As figuras escultóricas ganharam esse nome porque foram colocadas num espaço exíguo onde parecem sentir-se desconfortáveis. As posições em que se encontram, ou seja, agachadas, contorcidas, enroladas ou de cabeça para baixo, reforçam a sensação de aperto e de asfixia.
“As Entaladas” correspondem ao espírito da época, os anos 50 do século XX. Nessa tempo, Lisboa (como o resto do país) era uma cidade feita de espaços de frustração, claustrofóbicos e sem saídas.
Quando nos dedicamos a ler blogues sobre educação, sobretudo as caixas de comentários, assalta-nos a sensação de que a classe docente se sente “entalada” entre carreiras que não atam nem desatam, relatórios sobre relatórios, indisciplina, “rankings”, projetos, reuniões, novos programas, exames, concursos…
Não é de admirar que poucos queiram ir para professores. Com efeito, ninguém no seu juízo perfeito deseja passar uma vida inteira “entalado”, a contorcer-se, a fazer o pino e a sentir-se enclausurado por mil e uma coisas que obstruem o horizonte e impedem que se consiga ver mais longe.
E no entanto, não haverá outra profissão no mundo onde seja tão necessário ter vastos horizontes de esperança e de futuro como a de professor.
Em finais dos anos 50 do século XX, uma moderna geração de arquitetos portugueses decidiu romper com o estilo pesado, tradicional, decorativo e pouco arejado que até então vingava. Num dos seus primeiros manifestos escritos, atiraram-se às “Entaladas” e a tudo o que estas significavam.
O Movimento Moderno, como então foi batizado, decidiu inventar espaços com vistas desafogadas pelos quais a luz entrasse e o olhar pudesse viajar quase como se houvesse uma ausência de paredes.
Em determinado momento podemos ler o seguinte:
“…a escola tem de ser um lugar feliz, com um ambiente alegre onde a criança se sinta particularmente bem, e que, assim se dá especial atenção à envolvente natural, arborizada e ajardinada, e aos próprios edifícios, no seu organigrama funcional e espacial, desenho, proporções, abertura ao exterior e à luz natural…”
Um dos edifícios com mais extensas vistas que conhecemos é o Panorâmico de Monsanto.
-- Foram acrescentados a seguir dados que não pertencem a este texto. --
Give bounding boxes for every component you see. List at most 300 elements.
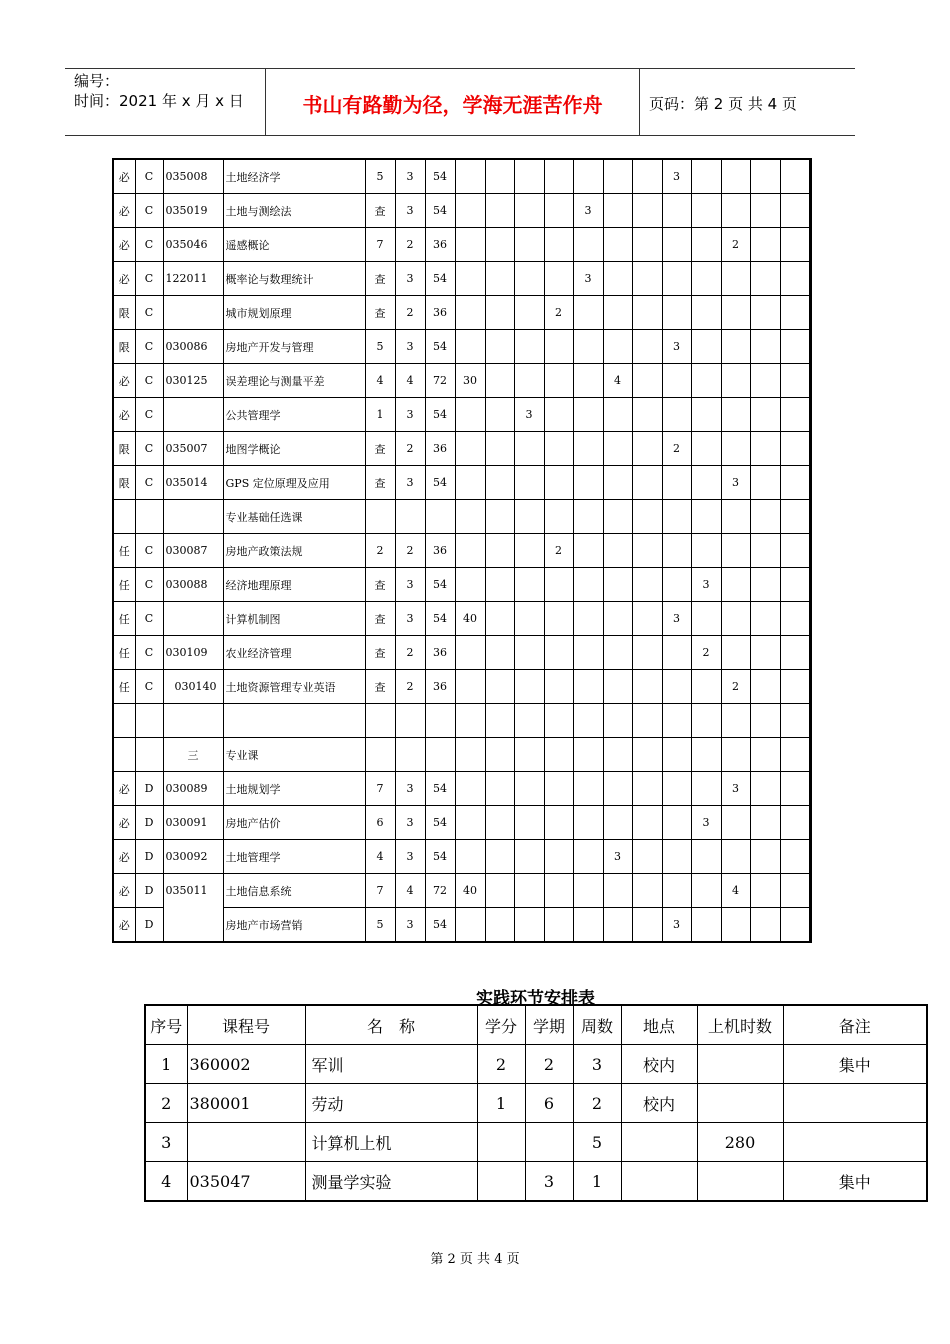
semester-hours-cell <box>632 670 662 704</box>
credit-cell <box>395 500 425 534</box>
semester-hours-cell <box>750 534 780 568</box>
semester-hours-cell <box>780 738 809 772</box>
exam-cell: 查 <box>365 670 395 704</box>
semester-hours-cell <box>750 296 780 330</box>
hours-cell: 36 <box>425 296 455 330</box>
semester-hours-cell <box>573 772 603 806</box>
semester-hours-cell <box>780 364 809 398</box>
course-category-cell: D <box>135 772 163 806</box>
course-type-cell: 必 <box>113 159 135 194</box>
course-type-cell <box>113 704 135 738</box>
semester-hours-cell <box>544 602 573 636</box>
semester-hours-cell <box>603 466 632 500</box>
semester-hours-cell <box>662 466 691 500</box>
course-type-cell: 必 <box>113 874 135 908</box>
semester-hours-cell <box>603 772 632 806</box>
table-row <box>113 228 811 262</box>
semester-hours-cell: 3 <box>662 602 691 636</box>
lab-hours-cell <box>455 908 485 943</box>
semester-hours-cell <box>809 159 811 194</box>
lab-hours-cell <box>455 840 485 874</box>
semester-hours-cell <box>691 194 721 228</box>
semester-hours-cell <box>544 772 573 806</box>
semester-hours-cell <box>809 874 811 908</box>
course-name-cell: 计算机制图 <box>223 602 365 636</box>
semester-hours-cell <box>780 602 809 636</box>
semester-hours-cell <box>809 500 811 534</box>
course-category-cell: C <box>135 568 163 602</box>
header-divider-right <box>639 69 640 136</box>
semester-hours-cell <box>662 296 691 330</box>
semester-hours-cell <box>750 704 780 738</box>
table-row <box>113 500 811 534</box>
semester-hours-cell <box>632 806 662 840</box>
credit-cell: 3 <box>395 330 425 364</box>
lab-hours-cell <box>455 330 485 364</box>
semester-hours-cell <box>750 840 780 874</box>
semester-hours-cell <box>544 908 573 943</box>
course-code-cell: 030088 <box>163 568 223 602</box>
course-name-cell: 专业课 <box>223 738 365 772</box>
table-row <box>113 738 811 772</box>
semester-hours-cell <box>780 466 809 500</box>
semester-hours-cell <box>485 704 514 738</box>
semester-hours-cell <box>544 398 573 432</box>
location-cell: 校内 <box>621 1084 697 1123</box>
course-type-cell: 必 <box>113 840 135 874</box>
semester-hours-cell <box>514 670 544 704</box>
semester-hours-cell <box>544 568 573 602</box>
semester-hours-cell <box>721 330 750 364</box>
semester-hours-cell <box>721 194 750 228</box>
semester-hours-cell: 3 <box>514 398 544 432</box>
hours-cell: 36 <box>425 534 455 568</box>
semester-hours-cell <box>691 466 721 500</box>
semester-hours-cell <box>780 568 809 602</box>
course-code-cell: 030091 <box>163 806 223 840</box>
lab-hours-cell <box>455 534 485 568</box>
semester-hours-cell <box>544 432 573 466</box>
semester-hours-cell <box>780 398 809 432</box>
semester-hours-cell <box>485 296 514 330</box>
semester-hours-cell <box>750 159 780 194</box>
lab-hours-cell <box>455 296 485 330</box>
lab-hours-cell <box>455 159 485 194</box>
credit-cell: 3 <box>395 840 425 874</box>
course-category-cell: C <box>135 602 163 636</box>
course-type-cell: 限 <box>113 432 135 466</box>
course-code-cell: 122011 <box>163 262 223 296</box>
semester-hours-cell <box>691 602 721 636</box>
semester-hours-cell <box>809 602 811 636</box>
semester-hours-cell <box>632 704 662 738</box>
semester-hours-cell <box>573 806 603 840</box>
lab-hours-cell <box>455 636 485 670</box>
course-code-cell: 030087 <box>163 534 223 568</box>
semester-hours-cell <box>485 330 514 364</box>
semester-hours-cell <box>691 534 721 568</box>
semester-hours-cell <box>780 840 809 874</box>
weeks-cell: 5 <box>573 1123 621 1162</box>
semester-hours-cell <box>662 806 691 840</box>
semester-hours-cell <box>691 500 721 534</box>
semester-hours-cell: 2 <box>544 534 573 568</box>
semester-hours-cell <box>514 159 544 194</box>
semester-hours-cell <box>809 772 811 806</box>
semester-hours-cell <box>632 500 662 534</box>
semester-hours-cell <box>514 908 544 943</box>
semester-hours-cell <box>514 500 544 534</box>
semester-hours-cell <box>485 466 514 500</box>
course-category-cell: D <box>135 874 163 908</box>
course-category-cell: C <box>135 228 163 262</box>
semester-hours-cell <box>691 432 721 466</box>
semester-hours-cell <box>603 330 632 364</box>
semester-hours-cell <box>485 670 514 704</box>
course-type-cell: 限 <box>113 296 135 330</box>
semester-hours-cell <box>603 738 632 772</box>
semester-hours-cell <box>603 806 632 840</box>
semester-hours-cell <box>603 534 632 568</box>
semester-hours-cell <box>750 500 780 534</box>
semester-cell: 3 <box>525 1162 573 1202</box>
lab-hours-cell: 40 <box>455 874 485 908</box>
semester-hours-cell <box>603 500 632 534</box>
semester-hours-cell <box>544 330 573 364</box>
course-code-cell <box>163 398 223 432</box>
course-code-cell: 380001 <box>187 1084 305 1123</box>
semester-hours-cell <box>544 262 573 296</box>
semester-hours-cell <box>809 568 811 602</box>
course-category-cell: C <box>135 670 163 704</box>
lab-hours-cell <box>455 704 485 738</box>
column-header: 周数 <box>573 1005 621 1045</box>
semester-hours-cell <box>603 602 632 636</box>
course-name-cell: 军训 <box>305 1045 477 1084</box>
hours-cell: 54 <box>425 602 455 636</box>
exam-cell: 查 <box>365 262 395 296</box>
credit-cell: 2 <box>395 432 425 466</box>
course-type-cell: 任 <box>113 602 135 636</box>
semester-hours-cell <box>514 228 544 262</box>
column-header: 备注 <box>783 1005 927 1045</box>
location-cell <box>621 1123 697 1162</box>
semester-hours-cell <box>573 738 603 772</box>
semester-hours-cell <box>750 466 780 500</box>
course-name-cell: 专业基础任选课 <box>223 500 365 534</box>
semester-hours-cell <box>809 636 811 670</box>
semester-hours-cell <box>632 534 662 568</box>
course-table-body <box>113 159 811 942</box>
hours-cell: 54 <box>425 398 455 432</box>
semester-hours-cell <box>603 670 632 704</box>
course-name-cell: 土地与测绘法 <box>223 194 365 228</box>
semester-hours-cell <box>662 772 691 806</box>
course-name-cell: 劳动 <box>305 1084 477 1123</box>
semester-hours-cell <box>750 228 780 262</box>
course-category-cell: C <box>135 262 163 296</box>
semester-hours-cell <box>544 840 573 874</box>
course-code-cell: 030109 <box>163 636 223 670</box>
semester-hours-cell <box>485 534 514 568</box>
semester-hours-cell <box>485 432 514 466</box>
exam-cell: 查 <box>365 568 395 602</box>
lab-hours-cell: 40 <box>455 602 485 636</box>
semester-hours-cell <box>809 738 811 772</box>
semester-hours-cell <box>544 874 573 908</box>
course-type-cell: 任 <box>113 636 135 670</box>
credit-cell: 2 <box>395 228 425 262</box>
semester-hours-cell <box>573 466 603 500</box>
semester-hours-cell <box>573 670 603 704</box>
hours-cell: 72 <box>425 364 455 398</box>
credit-cell: 3 <box>395 194 425 228</box>
semester-hours-cell <box>632 738 662 772</box>
remark-cell <box>783 1123 927 1162</box>
semester-hours-cell <box>809 194 811 228</box>
exam-cell: 1 <box>365 398 395 432</box>
credit-cell: 2 <box>477 1045 525 1084</box>
location-cell <box>621 1162 697 1202</box>
credit-cell: 2 <box>395 534 425 568</box>
semester-hours-cell <box>514 602 544 636</box>
semester-hours-cell: 3 <box>662 908 691 943</box>
lab-hours-cell <box>455 738 485 772</box>
course-type-cell: 限 <box>113 466 135 500</box>
credit-cell: 3 <box>395 466 425 500</box>
semester-hours-cell <box>721 602 750 636</box>
semester-hours-cell <box>544 704 573 738</box>
table-row <box>113 330 811 364</box>
semester-hours-cell <box>514 296 544 330</box>
semester-hours-cell <box>780 228 809 262</box>
semester-hours-cell <box>721 738 750 772</box>
hours-cell: 54 <box>425 772 455 806</box>
semester-hours-cell <box>750 194 780 228</box>
course-code-cell: 030125 <box>163 364 223 398</box>
semester-hours-cell <box>632 398 662 432</box>
course-category-cell: D <box>135 840 163 874</box>
seq-cell: 1 <box>145 1045 187 1084</box>
table-row <box>113 534 811 568</box>
computer-hours-cell: 280 <box>697 1123 783 1162</box>
semester-hours-cell <box>721 840 750 874</box>
exam-cell: 查 <box>365 602 395 636</box>
hours-cell: 54 <box>425 568 455 602</box>
column-header: 地点 <box>621 1005 697 1045</box>
semester-hours-cell <box>809 330 811 364</box>
column-header: 序号 <box>145 1005 187 1045</box>
semester-hours-cell: 3 <box>603 840 632 874</box>
semester-hours-cell <box>691 840 721 874</box>
semester-hours-cell <box>632 908 662 943</box>
exam-cell: 2 <box>365 534 395 568</box>
credit-cell: 4 <box>395 364 425 398</box>
semester-hours-cell <box>809 840 811 874</box>
course-type-cell: 必 <box>113 772 135 806</box>
semester-hours-cell <box>780 194 809 228</box>
semester-hours-cell <box>662 364 691 398</box>
semester-hours-cell <box>603 296 632 330</box>
semester-hours-cell: 3 <box>662 330 691 364</box>
credit-cell: 3 <box>395 806 425 840</box>
lab-hours-cell <box>455 194 485 228</box>
course-name-cell: 遥感概论 <box>223 228 365 262</box>
exam-cell: 查 <box>365 296 395 330</box>
course-type-cell: 任 <box>113 670 135 704</box>
course-name-cell: 房地产政策法规 <box>223 534 365 568</box>
semester-hours-cell <box>632 636 662 670</box>
semester-hours-cell <box>544 806 573 840</box>
semester-hours-cell <box>750 636 780 670</box>
exam-cell: 4 <box>365 840 395 874</box>
semester-cell: 6 <box>525 1084 573 1123</box>
semester-hours-cell <box>603 874 632 908</box>
semester-hours-cell <box>780 534 809 568</box>
semester-hours-cell <box>750 772 780 806</box>
course-code-cell: 030086 <box>163 330 223 364</box>
course-code-cell <box>187 1123 305 1162</box>
hours-cell: 36 <box>425 670 455 704</box>
course-category-cell: C <box>135 636 163 670</box>
semester-hours-cell <box>780 500 809 534</box>
table-row <box>113 602 811 636</box>
semester-hours-cell <box>485 738 514 772</box>
table-row <box>113 466 811 500</box>
remark-cell: 集中 <box>783 1162 927 1202</box>
semester-hours-cell <box>514 704 544 738</box>
semester-cell: 2 <box>525 1045 573 1084</box>
semester-hours-cell <box>632 296 662 330</box>
exam-cell: 5 <box>365 159 395 194</box>
table-row <box>113 159 811 194</box>
course-name-cell: 土地管理学 <box>223 840 365 874</box>
course-name-cell: 房地产估价 <box>223 806 365 840</box>
exam-cell: 查 <box>365 194 395 228</box>
course-type-cell: 必 <box>113 806 135 840</box>
course-code-cell: 030089 <box>163 772 223 806</box>
semester-hours-cell <box>603 228 632 262</box>
weeks-cell: 1 <box>573 1162 621 1202</box>
lab-hours-cell <box>455 772 485 806</box>
semester-hours-cell <box>750 364 780 398</box>
semester-hours-cell: 2 <box>691 636 721 670</box>
course-type-cell: 任 <box>113 534 135 568</box>
course-category-cell: C <box>135 466 163 500</box>
header-motto: 书山有路勤为径，学海无涯苦作舟 <box>302 93 603 117</box>
semester-hours-cell <box>750 908 780 943</box>
hours-cell: 54 <box>425 466 455 500</box>
semester-hours-cell <box>691 908 721 943</box>
course-type-cell: 必 <box>113 228 135 262</box>
semester-hours-cell <box>573 500 603 534</box>
doc-code-label: 编号： <box>74 72 120 90</box>
course-name-cell: 公共管理学 <box>223 398 365 432</box>
semester-hours-cell <box>514 262 544 296</box>
header-top-rule <box>65 68 855 69</box>
seq-cell: 4 <box>145 1162 187 1202</box>
semester-hours-cell <box>485 840 514 874</box>
hours-cell: 36 <box>425 432 455 466</box>
lab-hours-cell <box>455 500 485 534</box>
table-row <box>113 908 811 943</box>
course-category-cell: C <box>135 296 163 330</box>
course-code-cell: 035008 <box>163 159 223 194</box>
semester-hours-cell <box>632 568 662 602</box>
semester-hours-cell <box>514 636 544 670</box>
semester-hours-cell <box>809 262 811 296</box>
course-code-cell: 030092 <box>163 840 223 874</box>
semester-hours-cell <box>750 806 780 840</box>
course-code-cell: 035047 <box>187 1162 305 1202</box>
course-name-cell: 概率论与数理统计 <box>223 262 365 296</box>
column-header: 上机时数 <box>697 1005 783 1045</box>
semester-hours-cell <box>514 568 544 602</box>
semester-hours-cell <box>485 908 514 943</box>
doc-time-label: 时间：2021 年 x 月 x 日 <box>74 92 244 110</box>
semester-hours-cell <box>662 398 691 432</box>
semester-hours-cell <box>780 704 809 738</box>
table-row <box>113 670 811 704</box>
course-type-cell: 必 <box>113 398 135 432</box>
exam-cell: 4 <box>365 364 395 398</box>
semester-hours-cell <box>573 534 603 568</box>
credit-cell <box>477 1123 525 1162</box>
semester-hours-cell <box>632 874 662 908</box>
semester-hours-cell: 3 <box>691 806 721 840</box>
hours-cell: 54 <box>425 159 455 194</box>
semester-hours-cell <box>485 602 514 636</box>
semester-hours-cell <box>809 704 811 738</box>
semester-hours-cell <box>780 806 809 840</box>
semester-hours-cell <box>573 432 603 466</box>
hours-cell <box>425 500 455 534</box>
semester-hours-cell: 3 <box>721 772 750 806</box>
table-row <box>113 296 811 330</box>
semester-hours-cell <box>721 398 750 432</box>
column-header: 课程号 <box>187 1005 305 1045</box>
semester-hours-cell: 2 <box>544 296 573 330</box>
header-meta <box>74 71 244 111</box>
semester-hours-cell <box>514 466 544 500</box>
semester-hours-cell <box>691 364 721 398</box>
lab-hours-cell <box>455 466 485 500</box>
semester-hours-cell <box>809 466 811 500</box>
semester-hours-cell <box>544 500 573 534</box>
course-name-cell: 地图学概论 <box>223 432 365 466</box>
semester-hours-cell <box>485 806 514 840</box>
semester-hours-cell <box>514 364 544 398</box>
semester-hours-cell <box>809 432 811 466</box>
course-name-cell: 房地产开发与管理 <box>223 330 365 364</box>
table-row <box>113 772 811 806</box>
credit-cell: 3 <box>395 398 425 432</box>
semester-hours-cell <box>809 806 811 840</box>
lab-hours-cell <box>455 228 485 262</box>
credit-cell <box>395 738 425 772</box>
semester-hours-cell: 2 <box>721 228 750 262</box>
lab-hours-cell: 30 <box>455 364 485 398</box>
table-row <box>145 1123 927 1162</box>
semester-hours-cell: 3 <box>721 466 750 500</box>
course-category-cell: C <box>135 534 163 568</box>
semester-hours-cell <box>573 296 603 330</box>
semester-hours-cell <box>662 738 691 772</box>
course-category-cell: C <box>135 194 163 228</box>
semester-hours-cell <box>514 840 544 874</box>
practice-table-body <box>145 1005 927 1201</box>
course-category-cell: C <box>135 330 163 364</box>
Em tempos idos foi um moderno e prestigiado restaurante. Hoje em dia é uma pré-ruína. Todavia, merece uma longa e demorada visita. Reinventou-se como galeria de arte urbana.
Que melhor metáfora para a atual situação da classe docente, do que o Panorâmico de Monsanto: outrora um local prestigiado, depois abandonado, sujeito às agruras do tempo e a atos de vandalismo, ainda assim, mesmo que em estado pré-ruinoso, manteve-se dignamente de pé e reinventou-se. Conseguiu-o, porque mesmo tendo sido vítima de muitas malfeitorias e intempéries, houve algo que jamais perdeu, vistas largas e desafogadas.